Now, not only to be "fair" in some abstract sense, but to be objective and scientific and to recognize what has in fact been the principal aspect of things, some very important fundamental analysis was made by the communist movement with regard to the oppression and the struggle for the liberation of women. Historically new breakthroughs were made, with Engels' The Origin of the Family, Private Property, and the State seminal in this regard. But, at the same time, intermixed with this, within the communist movement, there was from the beginning and there increasingly developed strong currents of economism, nationalism, patriarchy and traditional views and values with regard to women. This took very sharp expression in the Soviet Union over the period in which it was actually a socialist country.

To briefly touch on some important aspects of this, which, again, require further investigation, analysis and synthesis: In the Soviet Union during the period of socialism (from the time of the October 1917 revolution up through the mid-1950s, when capitalism was restored) transformations of a truly major and in some ways quite profound nature were carried out which did qualitatively change the position of women in a positive way and significantly strike at deep-seated inequalities between men and women. We should not ignore or underestimate this.

As part of this, there was some challenging of traditional gender roles in the popular culture as well as in official policy, especially in the 1920s. But there were significant limitations and shortcomings in this, and especially after the 1920s there was not only a lack of continuing to challenge and transform traditional gender relations and roles, but there was, in some aspects, a retreat from this. This is part of a larger phenomenon that we've noted, which was manifested in a number of different dimensions. For example, in the sphere of art and culture there was a lot of experimentation, a lot of throwing things up into the air, particularly in the early years of the Soviet Republic. But then at a certain point, after Stalin's leadership was firmly consolidated, things changed. However, it is necessary to look through a broader lens and not attribute this simply to a single individual.
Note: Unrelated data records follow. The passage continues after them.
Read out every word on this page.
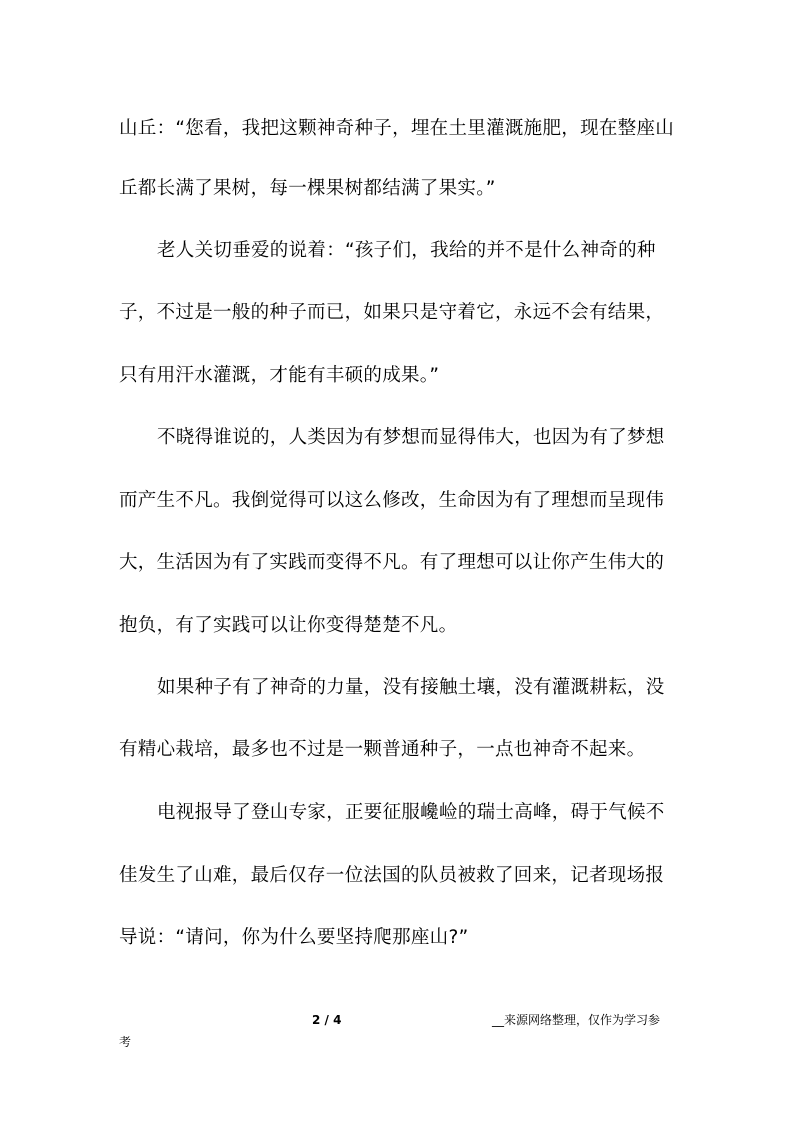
山丘：“您看，我把这颗神奇种子，埋在土里灌溉施肥，现在整座山
丘都长满了果树，每一棵果树都结满了果实。”
老人关切垂爱的说着：“孩子们，我给的并不是什么神奇的种
子，不过是一般的种子而已，如果只是守着它，永远不会有结果，
只有用汗水灌溉，才能有丰硕的成果。”
不晓得谁说的，人类因为有梦想而显得伟大，也因为有了梦想
而产生不凡。我倒觉得可以这么修改，生命因为有了理想而呈现伟
大，生活因为有了实践而变得不凡。有了理想可以让你产生伟大的
抱负，有了实践可以让你变得楚楚不凡。
如果种子有了神奇的力量，没有接触土壤，没有灌溉耕耘，没
有精心栽培，最多也不过是一颗普通种子，一点也神奇不起来。
电视报导了登山专家，正要征服巉崄的瑞士高峰，碍于气候不
佳发生了山难，最后仅存一位法国的队员被救了回来，记者现场报
导说：“请问，你为什么要坚持爬那座山?”
2 / 4	__来源网络整理，仅作为学习参
考
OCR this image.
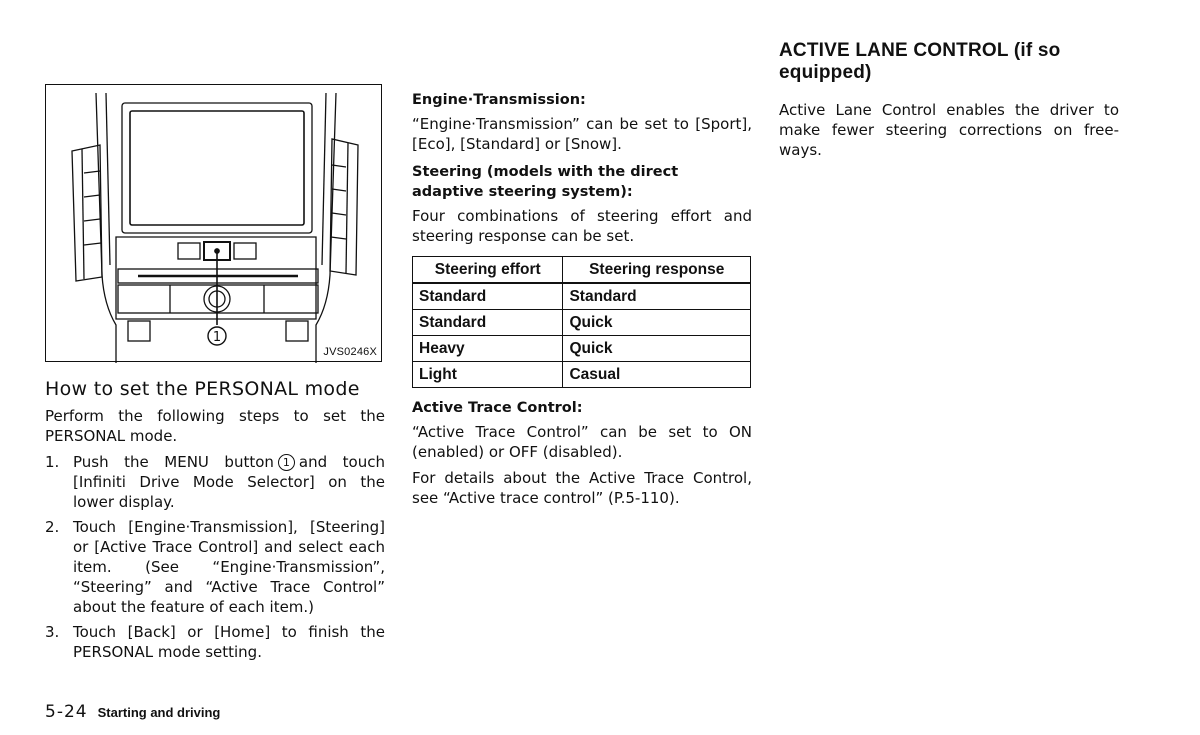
1
JVS0246X
How to set the PERSONAL mode

Perform the following steps to set the PERSONAL mode.

1. Push the MENU button 1 and touch [Infiniti Drive Mode Selector] on the lower display.
2. Touch [Engine·Transmission], [Steering] or [Active Trace Control] and select each item. (See “Engine·Transmission”, “Steering” and “Active Trace Control” about the feature of each item.)
3. Touch [Back] or [Home] to finish the PERSONAL mode setting.
Engine·Transmission:

“Engine·Transmission” can be set to [Sport], [Eco], [Standard] or [Snow].

Steering (models with the direct adaptive steering system):

Four combinations of steering effort and steering response can be set.

Steering effort	Steering response
Standard	Standard
Standard	Quick
Heavy	Quick
Light	Casual
Active Trace Control:

“Active Trace Control” can be set to ON (enabled) or OFF (disabled).

For details about the Active Trace Control, see “Active trace control” (P.5-110).

ACTIVE LANE CONTROL (if so equipped)

Active Lane Control enables the driver to make fewer steering corrections on free-ways.

5-24 Starting and driving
The larger context was set by the view—which did have a basis in reality—that, in the 1930s, and especially as that decade went on, there was a growing danger of imperialist attack on the Soviet Union, and that in any case it was necessary to rapidly industrialize and transform the economy, including in the countryside, or else, as Stalin put it, "we will perish." As this approach was applied, everything tended to get reduced to and funneled into the drive for rapid development of the economy. And to a significant degree, different forms of experimentation in different spheres—whether it was art and culture or the sphere of sexuality and gender relations—tended to be hemmed in and "compressed" within this framework, wherein it was held that the transformation of the economy, viewed essentially as a matter of technology and technological development and transformation, would lay the basis for, if not itself bring about, the elimination of the social relations that remained from the old society.
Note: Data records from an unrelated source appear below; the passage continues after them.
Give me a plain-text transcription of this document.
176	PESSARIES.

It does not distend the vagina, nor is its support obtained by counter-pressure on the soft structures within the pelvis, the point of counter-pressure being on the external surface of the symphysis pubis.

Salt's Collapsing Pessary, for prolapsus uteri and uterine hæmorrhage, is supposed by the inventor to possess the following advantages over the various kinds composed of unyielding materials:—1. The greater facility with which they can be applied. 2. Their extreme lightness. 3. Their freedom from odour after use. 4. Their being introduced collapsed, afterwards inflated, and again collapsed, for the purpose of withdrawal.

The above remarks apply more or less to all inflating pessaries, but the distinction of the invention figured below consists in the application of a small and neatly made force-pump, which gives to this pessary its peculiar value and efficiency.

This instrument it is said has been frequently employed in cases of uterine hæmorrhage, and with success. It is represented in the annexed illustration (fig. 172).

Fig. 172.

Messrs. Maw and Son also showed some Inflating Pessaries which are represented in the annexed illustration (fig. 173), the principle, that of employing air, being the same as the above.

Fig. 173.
And then, particularly in the periods more or less directly leading into and during, and then after, World War 2, there were a number of statements from official sources in the Soviet Union that emphasized not only that it was "natural" for women to have a "maternal instinct" and to want to have and rear children, but also that it was their patriotic duty to do so—their duty to the Motherland, as it was formulated.
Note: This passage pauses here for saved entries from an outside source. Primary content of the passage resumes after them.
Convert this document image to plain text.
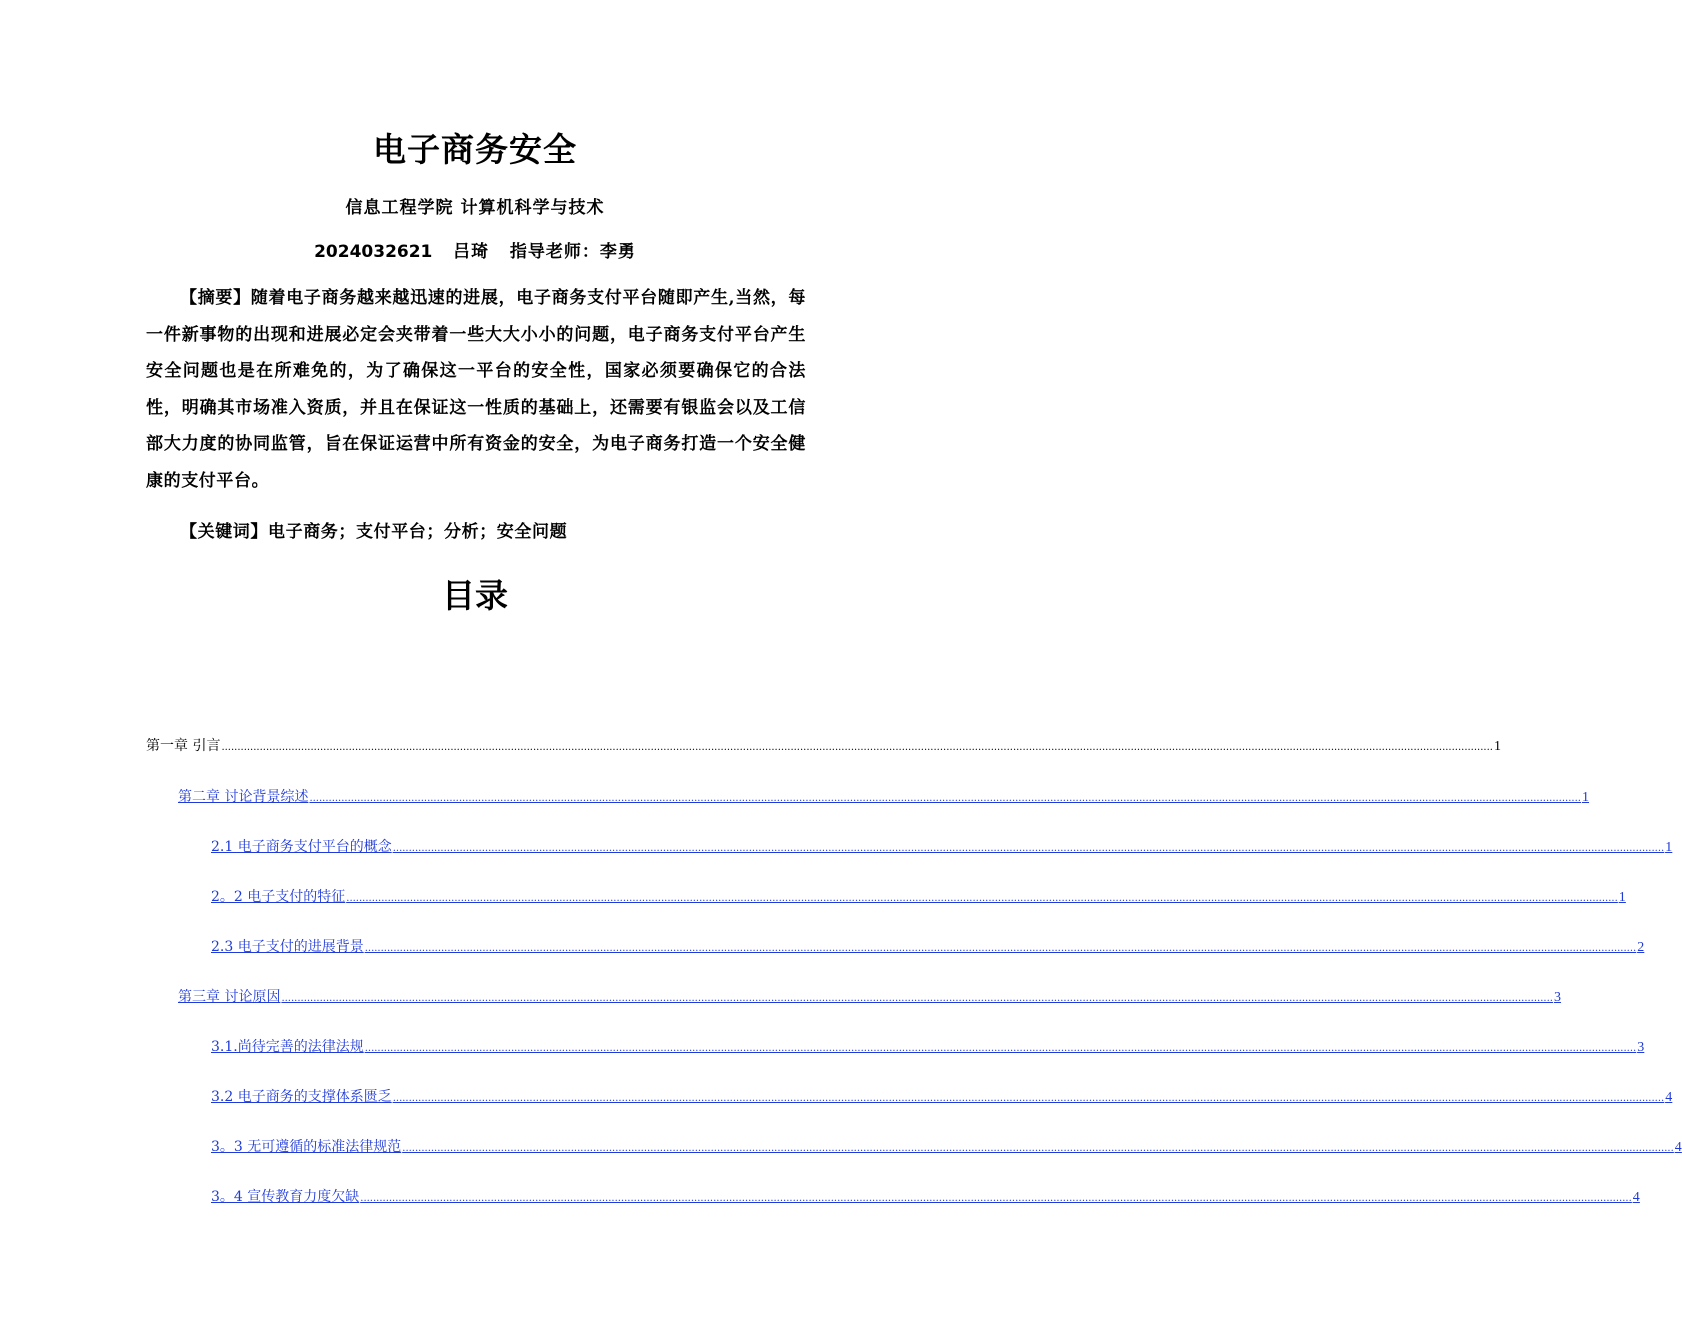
电子商务安全
信息工程学院 计算机科学与技术
2024032621   吕琦   指导老师：李勇
【摘要】随着电子商务越来越迅速的进展，电子商务支付平台随即产生,当然，每一件新事物的出现和进展必定会夹带着一些大大小小的问题，电子商务支付平台产生安全问题也是在所难免的，为了确保这一平台的安全性，国家必须要确保它的合法性，明确其市场准入资质，并且在保证这一性质的基础上，还需要有银监会以及工信部大力度的协同监管，旨在保证运营中所有资金的安全，为电子商务打造一个安全健康的支付平台。
【关键词】电子商务；支付平台；分析；安全问题
目录
第一章 引言 ................................................................................................................................................................................................................................................................................................................................................................................................................ 1
第二章 讨论背景综述 ................................................................................................................................................................................................................................................................................................................................................................................................................ 1
2.1 电子商务支付平台的概念 ................................................................................................................................................................................................................................................................................................................................................................................................................ 1
2。2 电子支付的特征 ................................................................................................................................................................................................................................................................................................................................................................................................................ 1
2.3 电子支付的进展背景 ................................................................................................................................................................................................................................................................................................................................................................................................................ 2
第三章 讨论原因 ................................................................................................................................................................................................................................................................................................................................................................................................................ 3
3.1.尚待完善的法律法规 ................................................................................................................................................................................................................................................................................................................................................................................................................ 3
3.2 电子商务的支撑体系匮乏 ................................................................................................................................................................................................................................................................................................................................................................................................................ 4
3。3 无可遵循的标准法律规范 ................................................................................................................................................................................................................................................................................................................................................................................................................ 4
3。4 宣传教育力度欠缺 ................................................................................................................................................................................................................................................................................................................................................................................................................ 4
Now, we should not in this context ignore the objective factors of first the impending and then the actual massive attack on the Soviet Union, with the tremendous loss of life that occurred as a result of the Soviet Union's involvement in World War 2. In various studies I've seen, the estimate of 20 million (which we all sort of grew up with as the standard estimate of the number of Soviet lives lost during World War 2) has actually been challenged from the standpoint of saying that the number was probably even higher; some estimates of 25, 30 or even 40 million are offered, and not by people who are totally out of touch with reality. To emphasize the enormity of this, 20 million, the low estimate, would represent at least 10% of the Soviet population at that time, while 40 million would amount to about 20%—1 out of every 5 Soviet citizens! So it's understandable, on one level, why, in the aftermath of that war, there would be an emphasis on the need to increase the population, and that along with this tendencies to view this as the essential role and contribution of women would be strengthened. This is understandable, but it is not legitimate, justified or acceptable for communists to be putting this forward as their answer to this very real and acute contradiction—the tremendous loss of population as a result of the war.14

Obviously, in the history of the socialist and communist movements up through the experience of the Soviet Union during the period of Stalin's leadership, while again many truly profound changes and great achievements were brought about in relation to the status of women, as well as in other spheres, there remained a salient need for a further radical rupture with regard to the conception of women's role in society and its transformation, including a thorough break with the "motherhood cult" and with traditional gender roles.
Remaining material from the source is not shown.